Die Zukunft einiger Bündner Alpen ist unsicher

Ein effektiver Herdenschutz sei nicht immer möglich, sagt Curdin Foppa von der Fachstelle für Alpwirtschaft in der neusten Ausgabe des «Bündner Bauer». Er macht klar, dass in Zukunft einige Alpbetriebe aufgeben werden. Diese Einschätzung teilt man auch beim WWF.

Hütehund

Bildlegende: Hütehunde können Schafe vor dem Wolf schützen. Keystone

«Seitdem die Grossraubtiere Wolf und Bär unsere Alpen durchstreifen oder sogar als Rudel heimisch geworden sind, ist mit einer neuen, unberechenbaren Gefahr zu rechnen». So schreibt es Curdin Foppa von der Fachstelle für Alpwirtschaft im neusten «Bündner Bauer».

Er macht klar, dass Herdenschutz nicht auf allen Alpen funktioniert. Er lässt auch durchblicken, dass deshalb einige Alpen aufgeben werden.
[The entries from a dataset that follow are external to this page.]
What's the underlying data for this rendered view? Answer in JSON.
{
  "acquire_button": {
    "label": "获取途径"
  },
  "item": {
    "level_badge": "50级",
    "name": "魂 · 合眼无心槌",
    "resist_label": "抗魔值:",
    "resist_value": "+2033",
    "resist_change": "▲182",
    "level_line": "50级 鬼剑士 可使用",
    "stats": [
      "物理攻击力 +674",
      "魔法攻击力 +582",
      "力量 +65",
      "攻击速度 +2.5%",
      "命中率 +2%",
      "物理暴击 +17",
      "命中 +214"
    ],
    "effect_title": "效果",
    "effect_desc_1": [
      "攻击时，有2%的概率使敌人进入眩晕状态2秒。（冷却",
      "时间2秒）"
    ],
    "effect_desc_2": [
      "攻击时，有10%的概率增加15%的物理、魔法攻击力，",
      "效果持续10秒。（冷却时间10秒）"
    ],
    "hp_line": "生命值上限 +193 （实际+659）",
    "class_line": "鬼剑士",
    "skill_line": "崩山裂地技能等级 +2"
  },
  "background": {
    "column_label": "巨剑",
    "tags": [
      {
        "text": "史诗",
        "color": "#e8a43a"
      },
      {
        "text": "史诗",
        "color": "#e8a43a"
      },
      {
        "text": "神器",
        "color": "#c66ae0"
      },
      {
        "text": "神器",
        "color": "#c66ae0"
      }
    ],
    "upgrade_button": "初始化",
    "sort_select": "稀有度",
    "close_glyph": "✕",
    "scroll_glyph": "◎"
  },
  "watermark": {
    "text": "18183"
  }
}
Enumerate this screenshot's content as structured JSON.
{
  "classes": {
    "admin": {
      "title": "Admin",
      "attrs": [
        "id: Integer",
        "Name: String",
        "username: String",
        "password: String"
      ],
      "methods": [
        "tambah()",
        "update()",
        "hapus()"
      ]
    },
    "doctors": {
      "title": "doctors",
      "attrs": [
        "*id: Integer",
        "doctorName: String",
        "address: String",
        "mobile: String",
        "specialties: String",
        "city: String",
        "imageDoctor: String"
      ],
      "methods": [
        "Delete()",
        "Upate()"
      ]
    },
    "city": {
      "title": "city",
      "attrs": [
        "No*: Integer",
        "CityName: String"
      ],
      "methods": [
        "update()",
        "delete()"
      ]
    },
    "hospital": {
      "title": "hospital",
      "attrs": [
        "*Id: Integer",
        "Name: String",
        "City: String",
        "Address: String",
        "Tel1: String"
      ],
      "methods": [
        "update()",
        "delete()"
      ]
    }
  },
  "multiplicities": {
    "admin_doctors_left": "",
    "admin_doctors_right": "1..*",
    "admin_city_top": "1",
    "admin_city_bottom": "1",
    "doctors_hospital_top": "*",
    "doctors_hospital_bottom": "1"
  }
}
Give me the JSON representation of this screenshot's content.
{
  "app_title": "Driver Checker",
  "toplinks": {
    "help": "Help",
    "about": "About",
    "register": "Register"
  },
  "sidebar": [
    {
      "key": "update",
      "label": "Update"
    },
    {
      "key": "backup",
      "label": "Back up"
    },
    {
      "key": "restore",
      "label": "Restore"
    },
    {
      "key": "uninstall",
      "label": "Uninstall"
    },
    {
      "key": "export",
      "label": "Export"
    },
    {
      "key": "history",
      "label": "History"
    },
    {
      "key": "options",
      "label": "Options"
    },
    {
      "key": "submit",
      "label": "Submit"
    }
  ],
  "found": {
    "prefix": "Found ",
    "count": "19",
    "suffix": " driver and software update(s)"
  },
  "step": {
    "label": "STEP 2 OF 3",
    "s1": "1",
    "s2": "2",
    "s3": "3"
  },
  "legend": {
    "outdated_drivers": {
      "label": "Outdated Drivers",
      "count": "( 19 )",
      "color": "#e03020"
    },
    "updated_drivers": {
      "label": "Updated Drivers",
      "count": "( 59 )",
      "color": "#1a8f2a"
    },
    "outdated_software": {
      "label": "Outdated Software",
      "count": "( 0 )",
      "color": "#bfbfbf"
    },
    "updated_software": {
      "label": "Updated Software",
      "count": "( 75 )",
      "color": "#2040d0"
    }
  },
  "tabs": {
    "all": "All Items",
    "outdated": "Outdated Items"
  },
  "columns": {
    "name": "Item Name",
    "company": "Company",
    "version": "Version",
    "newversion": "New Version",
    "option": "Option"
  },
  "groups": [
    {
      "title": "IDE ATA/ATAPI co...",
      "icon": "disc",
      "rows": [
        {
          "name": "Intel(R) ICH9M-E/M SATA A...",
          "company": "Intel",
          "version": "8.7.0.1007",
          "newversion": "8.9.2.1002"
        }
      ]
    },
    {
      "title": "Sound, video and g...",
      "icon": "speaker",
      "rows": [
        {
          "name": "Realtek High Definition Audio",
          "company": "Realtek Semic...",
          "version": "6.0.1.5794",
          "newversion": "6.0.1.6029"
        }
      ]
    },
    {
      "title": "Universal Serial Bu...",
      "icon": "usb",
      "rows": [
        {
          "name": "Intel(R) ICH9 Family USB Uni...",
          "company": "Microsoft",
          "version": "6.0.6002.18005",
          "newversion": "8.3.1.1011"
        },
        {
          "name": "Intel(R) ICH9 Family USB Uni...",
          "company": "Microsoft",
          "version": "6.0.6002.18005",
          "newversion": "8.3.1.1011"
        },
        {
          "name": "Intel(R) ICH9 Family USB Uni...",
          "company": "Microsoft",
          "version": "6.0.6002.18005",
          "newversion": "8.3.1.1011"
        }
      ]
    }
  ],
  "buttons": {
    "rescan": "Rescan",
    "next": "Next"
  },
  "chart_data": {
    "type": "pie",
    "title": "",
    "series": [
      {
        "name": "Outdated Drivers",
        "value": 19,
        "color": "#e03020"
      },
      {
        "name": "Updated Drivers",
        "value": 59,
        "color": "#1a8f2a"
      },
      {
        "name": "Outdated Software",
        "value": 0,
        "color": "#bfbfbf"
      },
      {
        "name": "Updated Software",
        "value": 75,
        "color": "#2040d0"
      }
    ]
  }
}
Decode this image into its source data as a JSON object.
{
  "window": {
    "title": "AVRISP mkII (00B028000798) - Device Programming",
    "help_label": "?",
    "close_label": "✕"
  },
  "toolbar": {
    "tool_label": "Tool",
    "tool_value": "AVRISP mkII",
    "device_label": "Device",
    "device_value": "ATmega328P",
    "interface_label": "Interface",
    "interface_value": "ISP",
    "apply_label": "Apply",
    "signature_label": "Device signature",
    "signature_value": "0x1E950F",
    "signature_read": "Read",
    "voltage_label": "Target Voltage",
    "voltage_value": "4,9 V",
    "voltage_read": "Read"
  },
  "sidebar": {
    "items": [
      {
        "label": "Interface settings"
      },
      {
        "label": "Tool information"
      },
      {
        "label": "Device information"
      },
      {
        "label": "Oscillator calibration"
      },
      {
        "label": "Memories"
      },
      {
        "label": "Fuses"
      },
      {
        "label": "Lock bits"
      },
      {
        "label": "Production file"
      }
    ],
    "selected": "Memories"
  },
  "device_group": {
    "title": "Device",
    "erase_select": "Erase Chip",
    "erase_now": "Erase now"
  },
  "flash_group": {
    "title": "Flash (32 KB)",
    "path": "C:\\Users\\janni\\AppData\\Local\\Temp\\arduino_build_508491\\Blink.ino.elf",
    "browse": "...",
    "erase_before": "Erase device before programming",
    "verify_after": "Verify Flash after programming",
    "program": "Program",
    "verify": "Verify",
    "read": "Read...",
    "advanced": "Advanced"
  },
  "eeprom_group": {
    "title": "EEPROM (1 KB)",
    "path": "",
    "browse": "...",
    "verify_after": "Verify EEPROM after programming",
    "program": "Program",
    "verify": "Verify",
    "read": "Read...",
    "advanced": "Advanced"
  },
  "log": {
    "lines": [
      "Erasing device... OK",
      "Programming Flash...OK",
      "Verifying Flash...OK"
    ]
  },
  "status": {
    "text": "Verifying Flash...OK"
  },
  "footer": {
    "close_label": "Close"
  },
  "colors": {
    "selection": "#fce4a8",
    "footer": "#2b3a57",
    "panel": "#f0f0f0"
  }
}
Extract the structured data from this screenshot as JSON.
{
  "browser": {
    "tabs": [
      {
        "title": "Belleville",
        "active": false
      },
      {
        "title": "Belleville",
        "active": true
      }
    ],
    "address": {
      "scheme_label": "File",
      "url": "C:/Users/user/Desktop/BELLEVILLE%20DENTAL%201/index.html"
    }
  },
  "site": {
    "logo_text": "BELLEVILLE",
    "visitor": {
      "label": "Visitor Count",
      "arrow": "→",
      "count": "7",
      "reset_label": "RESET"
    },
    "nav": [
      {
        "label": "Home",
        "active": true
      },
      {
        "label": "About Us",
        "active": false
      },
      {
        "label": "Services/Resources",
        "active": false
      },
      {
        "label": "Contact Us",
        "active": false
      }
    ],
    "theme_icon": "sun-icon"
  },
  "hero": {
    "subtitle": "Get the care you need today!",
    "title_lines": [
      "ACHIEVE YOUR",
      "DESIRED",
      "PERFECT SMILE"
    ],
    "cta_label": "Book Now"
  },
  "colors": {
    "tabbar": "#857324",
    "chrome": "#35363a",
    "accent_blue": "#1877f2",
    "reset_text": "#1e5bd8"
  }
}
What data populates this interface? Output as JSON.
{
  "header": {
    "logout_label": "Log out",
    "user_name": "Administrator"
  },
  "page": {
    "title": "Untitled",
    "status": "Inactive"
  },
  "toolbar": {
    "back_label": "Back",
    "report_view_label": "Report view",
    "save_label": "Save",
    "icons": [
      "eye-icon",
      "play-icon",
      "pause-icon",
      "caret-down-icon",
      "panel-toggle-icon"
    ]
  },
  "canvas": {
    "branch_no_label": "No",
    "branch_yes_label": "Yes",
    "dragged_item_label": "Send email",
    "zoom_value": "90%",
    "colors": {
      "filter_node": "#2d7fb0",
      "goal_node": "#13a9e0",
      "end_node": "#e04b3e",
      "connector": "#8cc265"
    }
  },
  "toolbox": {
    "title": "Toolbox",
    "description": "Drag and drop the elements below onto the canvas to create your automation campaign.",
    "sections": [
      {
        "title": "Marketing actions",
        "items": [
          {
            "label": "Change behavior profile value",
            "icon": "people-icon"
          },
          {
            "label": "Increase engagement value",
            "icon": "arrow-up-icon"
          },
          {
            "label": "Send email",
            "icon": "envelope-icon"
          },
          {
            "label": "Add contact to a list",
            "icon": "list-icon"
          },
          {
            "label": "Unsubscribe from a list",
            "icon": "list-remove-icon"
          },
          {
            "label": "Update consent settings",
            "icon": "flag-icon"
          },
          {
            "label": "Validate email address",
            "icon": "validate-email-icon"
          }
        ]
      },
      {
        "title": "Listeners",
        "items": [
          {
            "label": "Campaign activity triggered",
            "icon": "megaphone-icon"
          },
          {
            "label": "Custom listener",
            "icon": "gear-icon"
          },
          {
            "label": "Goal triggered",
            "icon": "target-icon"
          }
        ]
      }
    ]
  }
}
Dies bestätigt auch Anita Mazetta vom WWF. Für sie hat diese Entwicklung aber nicht nur mit dem Wolf und dem Bären zu tun. Die Alpwirtschaft sei einer Umwälzung, einem Strukturwandel ausgesetzt.

Was passiert wenn weniger Alpen bestossen werden?

Über die Auswirkungen sind sich die Fachleute nicht einig. Beim Kanton sorgt man sich um die Kulturlandschaft. Wenn weniger Alpen bestossen würden, müsse man mit einer schnellen Verbuschung und Verwaldung rechnen. Darin nicht nur Nachteile sieht man beim WWF. Anita Mazetta sagt im «Regionaljournal Graubünden» von Radio SRF: «Es gibt nicht nur die Interessen der Landwirtschaft, es gibt auch die Interessen des Wildes und des Waldes».